#10-community
Thread
Hi everyone! Two questions for the group: 1) Curious what your go-to or “proven” tactics are for sparking engagement in some slow phases? I am still new to community management and feel that my efforts to spark engagement are not working. Peer-to-peer engagement is incredibly low for us right now and I’m struggling to come up with solutions. 2) How are we approaching people using AI in very obvious (and mostly inaccurate and definitely inauthentic) ways to create responses to members questions?
• Not sure if you have a forum section in your community, but I post fun forum questions throughout the month, just to spark engagement. I create a forum post weekly in our community.
• Also, I send a monthly newsletter and mid-month push to get customers back into our community. That helps a lot with reminding them to get into the community to see what's new. I always see an up tick in engagement after sending those communications.
@Jenelle Stevens thank you! Yes, we have a forum!
You're welcome! I hope it helps a bit.
I tend to think about engagement in two distinct but connected ways. At the core, my focus is always on helping members solve real, current pain points through peer to peer sharing, which sounds aligned with where you are right now. I like to cultivate a small, rotating cohort of highly engaged members who consistently surface those pain points in the forum, rotating participation every 1–2 months to prevent burnout. They can expect to show up on particular days and in turn other members can expect a similar cadence.
The first layer is content activity. This is likely what you’re referring to most, likes, comments, and shares within the forum.
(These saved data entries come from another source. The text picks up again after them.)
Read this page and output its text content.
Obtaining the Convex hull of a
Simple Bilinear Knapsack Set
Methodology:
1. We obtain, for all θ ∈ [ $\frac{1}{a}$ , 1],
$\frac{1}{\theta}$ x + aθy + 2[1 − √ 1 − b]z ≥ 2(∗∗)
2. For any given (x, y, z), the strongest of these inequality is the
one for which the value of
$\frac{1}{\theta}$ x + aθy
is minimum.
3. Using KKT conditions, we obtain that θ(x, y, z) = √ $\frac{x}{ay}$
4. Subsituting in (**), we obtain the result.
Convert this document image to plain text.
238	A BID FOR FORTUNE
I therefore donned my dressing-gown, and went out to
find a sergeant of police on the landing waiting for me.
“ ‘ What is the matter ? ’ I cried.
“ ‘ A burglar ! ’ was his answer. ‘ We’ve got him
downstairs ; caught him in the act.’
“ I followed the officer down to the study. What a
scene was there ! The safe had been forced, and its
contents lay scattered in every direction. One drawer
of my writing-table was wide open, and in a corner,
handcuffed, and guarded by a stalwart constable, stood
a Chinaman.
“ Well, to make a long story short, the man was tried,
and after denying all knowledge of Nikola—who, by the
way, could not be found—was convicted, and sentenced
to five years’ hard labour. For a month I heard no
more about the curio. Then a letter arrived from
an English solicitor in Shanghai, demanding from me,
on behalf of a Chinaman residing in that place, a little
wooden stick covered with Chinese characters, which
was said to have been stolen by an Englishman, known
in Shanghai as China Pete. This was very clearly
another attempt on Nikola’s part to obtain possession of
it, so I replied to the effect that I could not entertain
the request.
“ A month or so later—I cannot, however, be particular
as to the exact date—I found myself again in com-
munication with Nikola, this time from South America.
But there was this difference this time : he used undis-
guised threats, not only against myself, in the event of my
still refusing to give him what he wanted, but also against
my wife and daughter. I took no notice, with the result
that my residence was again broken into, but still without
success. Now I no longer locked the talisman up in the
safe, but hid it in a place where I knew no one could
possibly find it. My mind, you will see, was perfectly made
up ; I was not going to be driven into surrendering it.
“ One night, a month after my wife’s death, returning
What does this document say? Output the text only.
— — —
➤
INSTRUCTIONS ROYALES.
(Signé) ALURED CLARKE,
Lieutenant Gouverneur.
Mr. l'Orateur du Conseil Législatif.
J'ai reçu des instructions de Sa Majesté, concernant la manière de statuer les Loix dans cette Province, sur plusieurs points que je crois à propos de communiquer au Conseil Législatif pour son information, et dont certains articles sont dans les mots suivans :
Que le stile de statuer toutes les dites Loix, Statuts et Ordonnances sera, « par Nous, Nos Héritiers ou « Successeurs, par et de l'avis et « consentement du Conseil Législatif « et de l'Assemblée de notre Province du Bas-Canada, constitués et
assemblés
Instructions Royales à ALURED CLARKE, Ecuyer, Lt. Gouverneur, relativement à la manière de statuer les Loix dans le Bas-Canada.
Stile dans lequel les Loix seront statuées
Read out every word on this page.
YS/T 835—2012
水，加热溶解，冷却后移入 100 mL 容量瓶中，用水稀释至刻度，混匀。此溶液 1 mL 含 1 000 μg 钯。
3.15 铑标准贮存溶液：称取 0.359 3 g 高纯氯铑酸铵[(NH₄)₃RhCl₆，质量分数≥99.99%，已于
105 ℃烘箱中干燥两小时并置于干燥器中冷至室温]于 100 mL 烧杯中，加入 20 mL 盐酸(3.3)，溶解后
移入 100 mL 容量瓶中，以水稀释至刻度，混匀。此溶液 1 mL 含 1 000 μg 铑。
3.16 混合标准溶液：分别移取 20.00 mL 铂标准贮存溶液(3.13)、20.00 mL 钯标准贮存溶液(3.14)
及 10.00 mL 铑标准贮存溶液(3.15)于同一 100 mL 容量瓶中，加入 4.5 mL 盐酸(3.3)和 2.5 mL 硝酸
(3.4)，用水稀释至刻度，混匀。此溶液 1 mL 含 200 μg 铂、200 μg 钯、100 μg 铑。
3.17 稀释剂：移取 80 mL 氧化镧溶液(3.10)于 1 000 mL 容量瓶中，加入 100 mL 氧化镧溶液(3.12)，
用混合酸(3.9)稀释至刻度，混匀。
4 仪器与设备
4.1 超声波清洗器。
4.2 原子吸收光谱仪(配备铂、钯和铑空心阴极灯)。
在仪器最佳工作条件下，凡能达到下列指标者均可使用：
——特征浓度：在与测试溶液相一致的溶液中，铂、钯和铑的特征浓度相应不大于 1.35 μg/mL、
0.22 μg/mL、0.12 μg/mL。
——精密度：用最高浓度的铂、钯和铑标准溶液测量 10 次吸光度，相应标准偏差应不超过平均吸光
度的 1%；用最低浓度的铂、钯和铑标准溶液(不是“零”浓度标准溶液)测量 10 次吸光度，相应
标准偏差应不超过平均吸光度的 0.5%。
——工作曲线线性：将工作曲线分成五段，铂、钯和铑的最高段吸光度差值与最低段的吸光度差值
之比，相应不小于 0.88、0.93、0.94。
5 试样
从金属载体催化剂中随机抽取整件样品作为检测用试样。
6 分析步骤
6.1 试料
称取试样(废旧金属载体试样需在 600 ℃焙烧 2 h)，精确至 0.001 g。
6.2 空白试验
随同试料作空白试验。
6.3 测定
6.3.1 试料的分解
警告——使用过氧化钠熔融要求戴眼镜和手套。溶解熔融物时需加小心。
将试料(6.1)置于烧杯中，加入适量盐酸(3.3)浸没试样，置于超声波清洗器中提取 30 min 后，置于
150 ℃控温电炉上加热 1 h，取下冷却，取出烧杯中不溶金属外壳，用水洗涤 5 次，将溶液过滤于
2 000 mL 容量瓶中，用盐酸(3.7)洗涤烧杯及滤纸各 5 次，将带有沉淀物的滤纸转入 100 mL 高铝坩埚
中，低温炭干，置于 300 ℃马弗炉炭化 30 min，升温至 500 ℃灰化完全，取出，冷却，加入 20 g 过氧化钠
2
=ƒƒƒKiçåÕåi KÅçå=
I treat these signals as a pulse check, helping us understand where energy already exists and where it’s worth investing time to create deeper engagement. In the communities I build, content activity directly informs relevance: higher interaction tells us where to focus and where to go deeper.
The second layer is deeper engagement. This is where we intentionally design roundtables, meetups, and more robust content or discussions, once we know there’s a critical mass of people working through the same problem. These experiences are built with purpose, grounded in validated pain points, and designed to help members move from awareness to real problem solving.
My suggestion would be to focus on building an initial cohort that is your “super users” share how you would like for them to surface signals through questions, polls, etc. each week. As you already know the magic is relevant resources and questions from your members. Knowing this, it is definitely not easy to build cohorts like this, but if the value proposition is high for your members, you almost always get the content activity you are looking for. Why are they coming to your space, where is their hair on fire? Show them they could put it out together and the rest will follow.
Super curious what is the reason for their gathering?
I love the super users concept that Ryan is talking about here. This is how most of the people we work with ensure consistent activity. Its about giving your super users a little bit of ownership into the community so they feel a responsibility to keep the community alive.
User Groups programs and events are a great way to do this. Building personal relationships gets people to come back into the community and engage. It gives them a reason to check the community.
We’re also coming out with an AI tool that will help automate engagement in a way that brings your super users and subject matter experts back into the community too. Happy to chat about that and get your feedback on this new feature too -
Thank you for the thoughtful responses!